The main data volume on the system at work ran out of PEs due to the old default PE size of 4 MB and 64k of PEs being in the volume group. There’s no way to change that without recreating the volume group, and blowing away everything. So I have to move the 250 gigs of crap to somewhere else, then delete the old volume group, recreate it, then move everything back. Since moving that much data requires several hours and hence downtime to users, that’s not good.
So, the idea is to move the data around live. This requires making a RAID 1 mirror on top of lvm — not usually done this way. It also requires learning enough about mdadm to be able to create a mirror without destroying the good data (ouch). The process of intially creating the mirror will require the regular lvm device be unmounted and the RAID (md) device mounted. But after that is done, the syncing of the mirror can happen live. Hence downtime is kept to an absolute minimum.
There’s a real derth of information out there for doing this type of thing, and maybe for good reason. I’m also disappointed that this is quite a bit of hassle compared to how I used to do this sort of thing on a DG/UX (Data General) system back in the mid 90s.
- Create a new phys volume on temporary disk
- Create a new volume group on new disk with larger extent size (32 megs)
- Mirror the old data and new data together. NOTE: This requires RAID on top of lvm, not lvm on top of RAID
- Break the mirror after it syncs, leaving data on the temporary disk
- Create a new PV on the original disk with 32 meg PEs
- Extend the volume group onto the new PE
- Move the PEs from the temporary disk to the original disk
- Shrink the volume group so it lives just on the original disk
Of course, before doing any of this, testing and documentation is required, hence this post. Also, this procedure was used and tested on RHEL 3. For the love of your job, data, sanity, and all that is holy, do not trust what I am saying here. Use it as a guide with other docs and test it on non-production box with data you can afford to lose. Then before doing it on a production box, make sure you have safe backups — preferably multiples.
Some commands to use to get a feel for what is on your disk already
vgdisplay -v vg_group_name
For purposes of the demo, the good data is on vg san0 and physical device /dev/sdd. The temporary disk will be named san2 on /dev/sdc.
Initial test set up
vgcreate -s 16m san2 /dev/sdc # NOTE: Using 16m as extent size just for testing
lvcreate -l 60 --name newhome san2
RAID 1 (mirror) background
Idea will be to create a RAID 1 mirror consisting of the main data disk and a “missing” disk. This will start it off in a degraded mode. After that we can add the temporary (new) disk to it as a hot add and it wil rebuild the mirror onto it. After that is done, we mark as bad the original disk and leave ourselves with data on the new disk. Then we kill the mirror and go back to naked lvm.

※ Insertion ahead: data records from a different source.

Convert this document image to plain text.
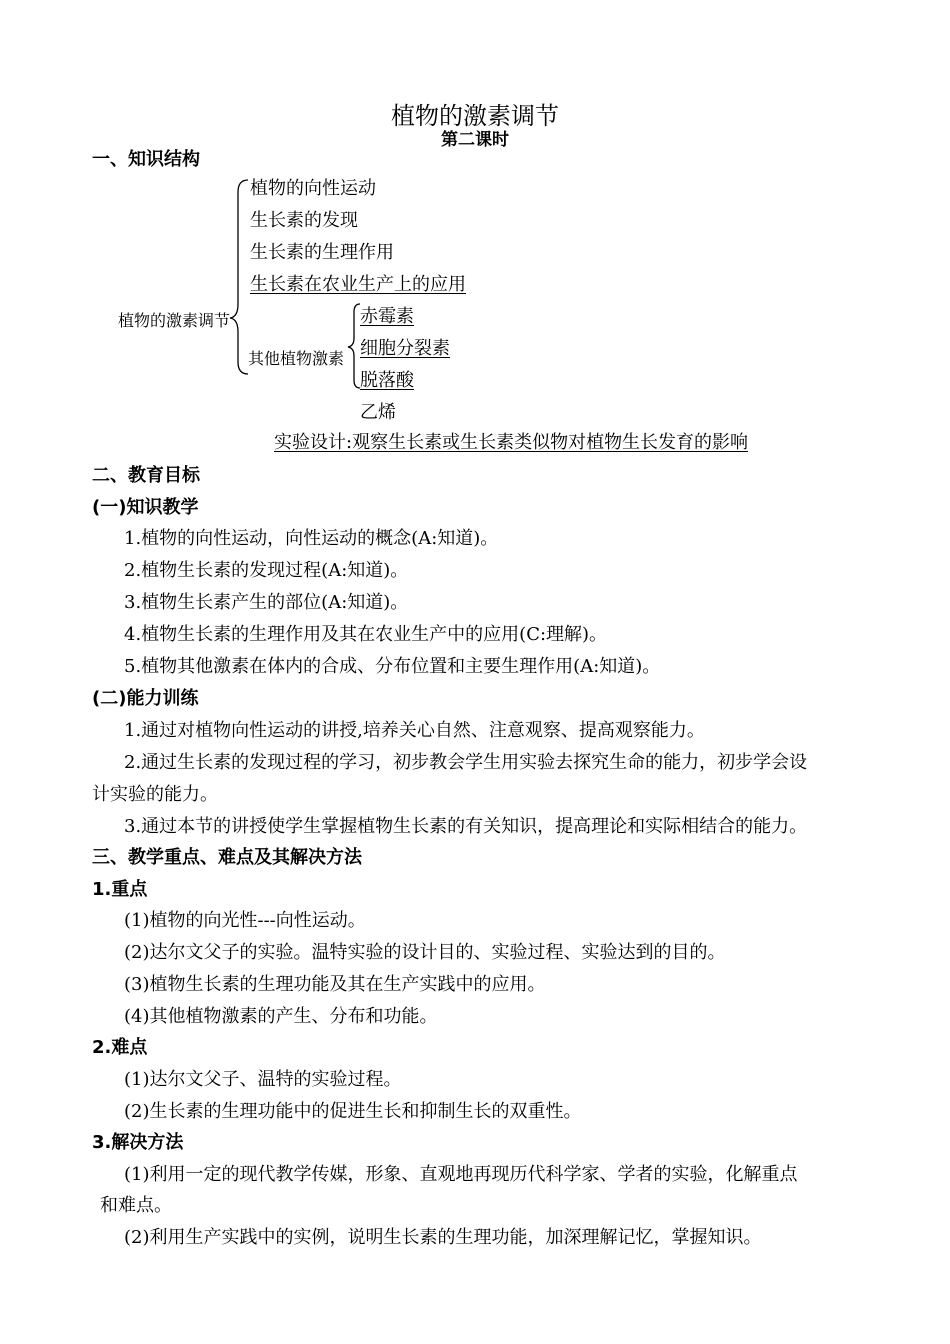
植物的激素调节
第二课时
一、知识结构
植物的激素调节
植物的向性运动
生长素的发现
生长素的生理作用
生长素在农业生产上的应用
其他植物激素
赤霉素
细胞分裂素
脱落酸
乙烯
实验设计:观察生长素或生长素类似物对植物生长发育的影响
二、教育目标
(一)知识教学
1.植物的向性运动，向性运动的概念(A:知道)。
2.植物生长素的发现过程(A:知道)。
3.植物生长素产生的部位(A:知道)。
4.植物生长素的生理作用及其在农业生产中的应用(C:理解)。
5.植物其他激素在体内的合成、分布位置和主要生理作用(A:知道)。
(二)能力训练
1.通过对植物向性运动的讲授,培养关心自然、注意观察、提高观察能力。
2.通过生长素的发现过程的学习，初步教会学生用实验去探究生命的能力，初步学会设
计实验的能力。
3.通过本节的讲授使学生掌握植物生长素的有关知识，提高理论和实际相结合的能力。
三、教学重点、难点及其解决方法
1.重点
(1)植物的向光性---向性运动。
(2)达尔文父子的实验。温特实验的设计目的、实验过程、实验达到的目的。
(3)植物生长素的生理功能及其在生产实践中的应用。
(4)其他植物激素的产生、分布和功能。
2.难点
(1)达尔文父子、温特的实验过程。
(2)生长素的生理功能中的促进生长和抑制生长的双重性。
3.解决方法
(1)利用一定的现代教学传媒，形象、直观地再现历代科学家、学者的实验，化解重点
和难点。
(2)利用生产实践中的实例，说明生长素的生理功能，加深理解记忆，掌握知识。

Finding info on if you could create a mirror and preserve old data, let alone if it’s on top of lvm was difficult, as in, my googling could not find anyone who did it.
Creating the mirror
THE ORDER OF THE DEVICES BELOW IS CRITICAL. The first device will be the master and will copy to the second device.
mdadm --create /dev/md0 -l 1 -n 2 /dev/san0/home /dev/san2/newhome
mdadm --detail /dev/md0
mount /dev/md0 /mnt/home
If that bothers you (and it really should) you can create the array with just the original disk, mount it, then hot add the second disk into the array after you know the data is there. Also, if you’re paranoid after reading the various notes below and intend to fsck the md device before mounting, it’ll save you time if you do it like this since the fsck won’t be beating the disk at the same time as the mirror sync is going.

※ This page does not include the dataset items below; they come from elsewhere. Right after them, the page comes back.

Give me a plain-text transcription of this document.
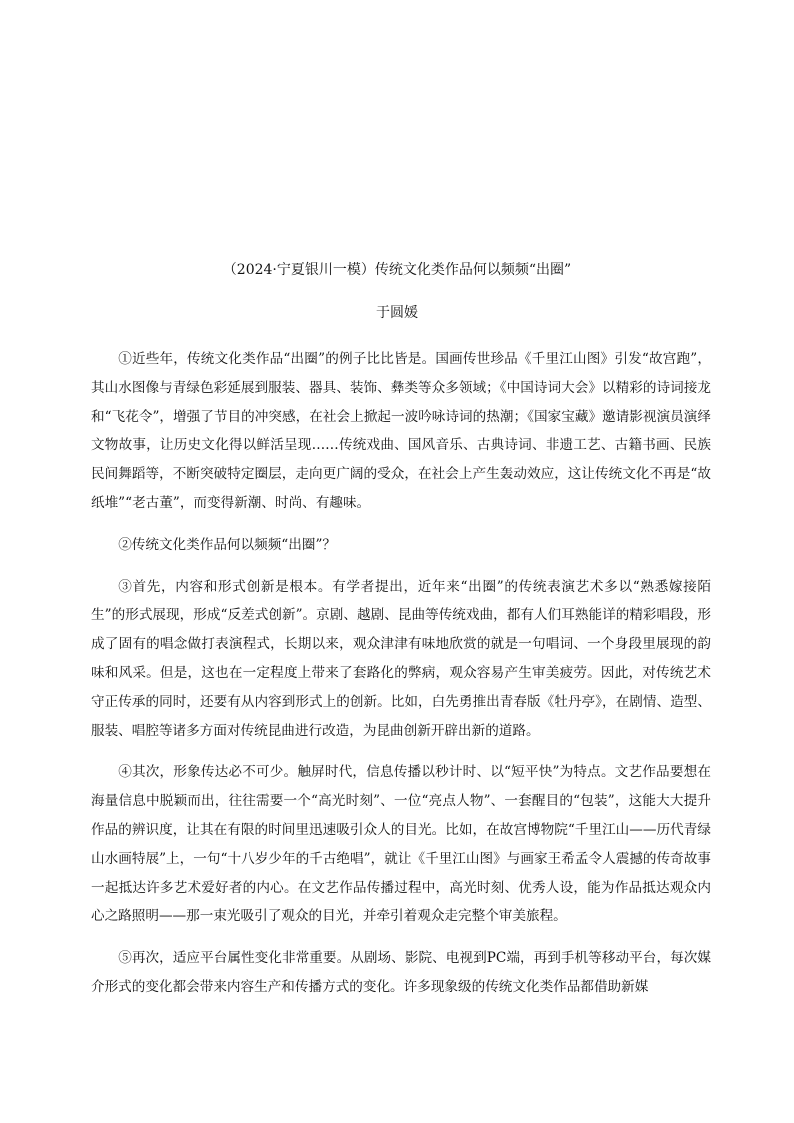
（2024·宁夏银川一模）传统文化类作品何以频频“出圈”
于圆媛

①近些年，传统文化类作品“出圈”的例子比比皆是。国画传世珍品《千里江山图》引发“故宫跑”，其山水图像与青绿色彩延展到服装、器具、装饰、彝类等众多领域；《中国诗词大会》以精彩的诗词接龙和“飞花令”，增强了节目的冲突感，在社会上掀起一波吟咏诗词的热潮；《国家宝藏》邀请影视演员演绎文物故事，让历史文化得以鲜活呈现……传统戏曲、国风音乐、古典诗词、非遗工艺、古籍书画、民族民间舞蹈等，不断突破特定圈层，走向更广阔的受众，在社会上产生轰动效应，这让传统文化不再是“故纸堆”“老古董”，而变得新潮、时尚、有趣味。

②传统文化类作品何以频频“出圈”？

③首先，内容和形式创新是根本。有学者提出，近年来“出圈”的传统表演艺术多以“熟悉嫁接陌生”的形式展现，形成“反差式创新”。京剧、越剧、昆曲等传统戏曲，都有人们耳熟能详的精彩唱段，形成了固有的唱念做打表演程式，长期以来，观众津津有味地欣赏的就是一句唱词、一个身段里展现的韵味和风采。但是，这也在一定程度上带来了套路化的弊病，观众容易产生审美疲劳。因此，对传统艺术守正传承的同时，还要有从内容到形式上的创新。比如，白先勇推出青春版《牡丹亭》，在剧情、造型、服装、唱腔等诸多方面对传统昆曲进行改造，为昆曲创新开辟出新的道路。

④其次，形象传达必不可少。触屏时代，信息传播以秒计时、以“短平快”为特点。文艺作品要想在海量信息中脱颖而出，往往需要一个“高光时刻”、一位“亮点人物”、一套醒目的“包装”，这能大大提升作品的辨识度，让其在有限的时间里迅速吸引众人的目光。比如，在故宫博物院“千里江山——历代青绿山水画特展”上，一句“十八岁少年的千古绝唱”，就让《千里江山图》与画家王希孟令人震撼的传奇故事一起抵达许多艺术爱好者的内心。在文艺作品传播过程中，高光时刻、优秀人设，能为作品抵达观众内心之路照明——那一束光吸引了观众的目光，并牵引着观众走完整个审美旅程。

⑤再次，适应平台属性变化非常重要。从剧场、影院、电视到PC端，再到手机等移动平台，每次媒介形式的变化都会带来内容生产和传播方式的变化。许多现象级的传统文化类作品都借助新媒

mdadm --create /dev/md0 -l 1 -n 2 /dev/san0/home missing
mdadm --detail /dev/md0
fsck -f /dev/md0
mount /dev/md0 /mnt/home
mdadm /dev/md0 -a /dev/san2/newhome
At this point the mirror should start rebuilding. Now it will say it has three devices and the missing will still be listed, but when it’s done the rebuild it only shows the two devices (but the total # of devices still says three). So maybe there’s a better way to do this, but it works.
Run the –detail option again to monitor when the drive is done rebuilding. At this point we should be able to break off the original disk and be left with our data on the new disk.

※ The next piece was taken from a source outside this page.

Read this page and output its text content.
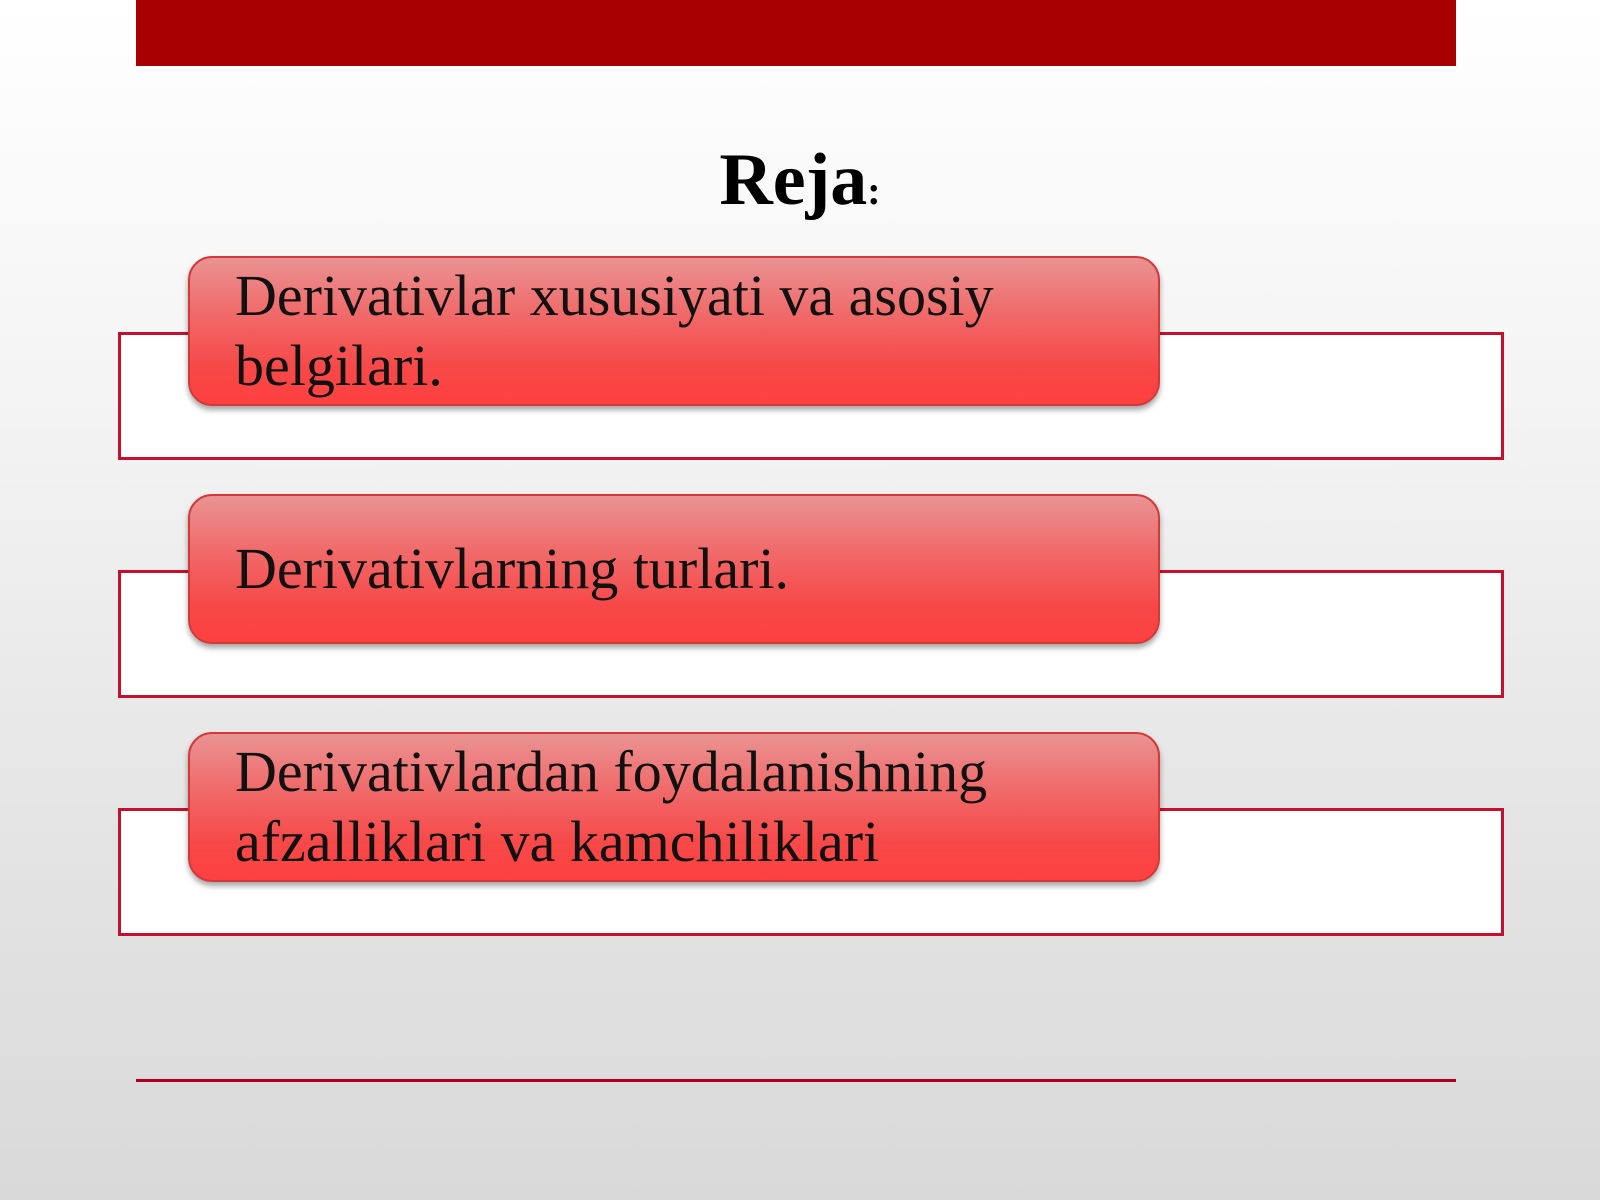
Reja:
Derivativlar xususiyati va asosiy belgilari.
Derivativlarning turlari.
Derivativlardan foydalanishning afzalliklari va kamchiliklari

But before doing that, just in case, we should create an mdadm.conf file so if the array has to be stopped and restarted, we don’t have to scan for it.
echo -e 'DEVICEt/dev/san0/home /dev/san2/newhome' >> /etc/mdadm.conf
mdadm --detail --scan >> /etc/mdadm.conf
Stopping / Restarting the array
mdadm --stop --scan # will stop the array
mdadm --detail --scan # will start the array iff mdadm.conf file above was appended with correct info
mdadm -Ac partitions -m 0 /dev/md0
# will start it back up (if there is no config file)
Breaking the mirror
After (and only after, verify first) that the mirror syncing is done (.e.g.
mdadm --detail /dev/md0), the mirror can be broken and we’ll have two identical mountable ext3 lvm partitions. One on the original disk, one on the temporary (new) disk. Before killing the mirror, be sure to unmount any file systems using the mirror. When checking the rebuild status with mdadm, look for a line that says “Rebuild Status :” — if that line is not there, it’s rebuilt.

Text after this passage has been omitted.